Gates went to Bournemouth West station and redeemed Heath’s suitcase from the cloakroom. It contained a few items of clothing, a blood-stained scarf and a leather riding whip with a diamond-pattern weave, the very whip which Dr Keith Simpson had predicted would be the killer’s undoing.
The following morning, Neville Heath appeared in West London Magistrates Court and was charged with the murder of Margery Gardner.
Within hours of Heath’s London court appearance, a woman’s body was discovered in a clump of rhododendron bushes at Branksome Chine, Bournemouth. Naked except for her left shoe, the woman was covered with a pile of her own clothing. She had been dead for some days. Her throat had been cut and there were bruises on the head. Her right nipple had been bitten off and there were jagged cuts the length of her torso. Her hands were also cut in such a way as to suggest that she had tried to fight off her assailant. The search for Doreen Marshall was over.
In 1946, English law dictated that a person could only be tried for one murder at a time. So although Heath had been charged with both killings, the Crown decided to proceed with the stronger of the two cases, the murder of Margery Gardner.

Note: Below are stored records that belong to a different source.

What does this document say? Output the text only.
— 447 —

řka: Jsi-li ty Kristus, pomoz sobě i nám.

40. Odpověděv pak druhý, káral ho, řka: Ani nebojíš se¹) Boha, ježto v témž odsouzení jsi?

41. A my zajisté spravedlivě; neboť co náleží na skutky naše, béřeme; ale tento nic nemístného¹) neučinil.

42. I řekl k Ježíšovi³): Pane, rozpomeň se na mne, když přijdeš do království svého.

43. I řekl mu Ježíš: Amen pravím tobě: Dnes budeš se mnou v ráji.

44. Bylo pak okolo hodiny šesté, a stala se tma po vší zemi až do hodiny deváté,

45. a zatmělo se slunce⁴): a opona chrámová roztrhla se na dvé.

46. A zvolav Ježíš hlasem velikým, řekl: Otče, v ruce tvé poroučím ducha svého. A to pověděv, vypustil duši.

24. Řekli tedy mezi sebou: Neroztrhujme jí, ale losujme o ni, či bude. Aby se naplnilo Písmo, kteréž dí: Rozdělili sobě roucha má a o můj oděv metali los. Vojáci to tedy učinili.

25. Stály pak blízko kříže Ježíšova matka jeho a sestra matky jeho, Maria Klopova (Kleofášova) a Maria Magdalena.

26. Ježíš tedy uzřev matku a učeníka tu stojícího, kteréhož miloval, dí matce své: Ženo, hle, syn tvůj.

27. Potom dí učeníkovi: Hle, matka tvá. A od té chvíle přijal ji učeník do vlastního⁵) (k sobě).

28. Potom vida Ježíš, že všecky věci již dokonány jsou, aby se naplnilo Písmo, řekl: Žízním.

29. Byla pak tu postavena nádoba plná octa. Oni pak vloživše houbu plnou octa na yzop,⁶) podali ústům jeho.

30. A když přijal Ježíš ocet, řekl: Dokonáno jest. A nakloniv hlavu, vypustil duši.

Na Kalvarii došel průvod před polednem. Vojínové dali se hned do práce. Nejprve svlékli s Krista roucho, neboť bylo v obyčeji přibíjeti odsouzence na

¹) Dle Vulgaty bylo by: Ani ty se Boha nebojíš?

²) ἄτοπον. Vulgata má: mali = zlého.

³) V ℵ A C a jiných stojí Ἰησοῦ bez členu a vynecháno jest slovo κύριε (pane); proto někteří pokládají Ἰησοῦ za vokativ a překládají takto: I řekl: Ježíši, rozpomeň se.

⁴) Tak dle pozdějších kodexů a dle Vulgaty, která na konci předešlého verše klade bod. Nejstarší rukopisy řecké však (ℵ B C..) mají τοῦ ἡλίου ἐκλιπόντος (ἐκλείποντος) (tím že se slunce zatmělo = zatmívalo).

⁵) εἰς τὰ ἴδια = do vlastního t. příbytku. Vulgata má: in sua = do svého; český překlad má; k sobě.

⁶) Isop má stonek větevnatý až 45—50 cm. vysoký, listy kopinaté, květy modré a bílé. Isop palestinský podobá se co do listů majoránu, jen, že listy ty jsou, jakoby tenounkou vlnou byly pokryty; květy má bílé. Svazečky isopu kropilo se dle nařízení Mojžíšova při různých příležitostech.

When the trial opened on 24 September 1946, the case against Neville Heath was so overwhelming that the defence pinned all their hopes of cheating the gallows on proving their client insane. Heath’s barrister produced an expert witness, Dr William Henry Hubert, who had diagnosed Heath as being periodically insane. Anthony Hawke for the prosecution, however, anticipating this line of defence, had experts of his own. Dr Hugh Grierson, Senior Medical Officer at Brixton Prison, took the stand and testified that, in his opinion, Heath was a sadist but sane. His view was endorsed by Dr Hubert Young, Senior Medical Officer at Wormwood Scrubs.
Convincing medical evidence
On balance, the argument presented by the two prison doctors proved the more convincing, and it took the jury less than an hour to reach their ‘guilty’ verdict.
On the morning of 16 October, huge crowds gathered outside Pentonville Prison. Inside, Neville Heath sat calmly in his cell and, when the public executioner Albert Pierrepoint arrived, Heath was reported to have said: “Come on boys, let’s get on with it.” Later, when offered the traditional glass of whisky to steady his nerves, he joked: “While you’re about it, you might make that a double.”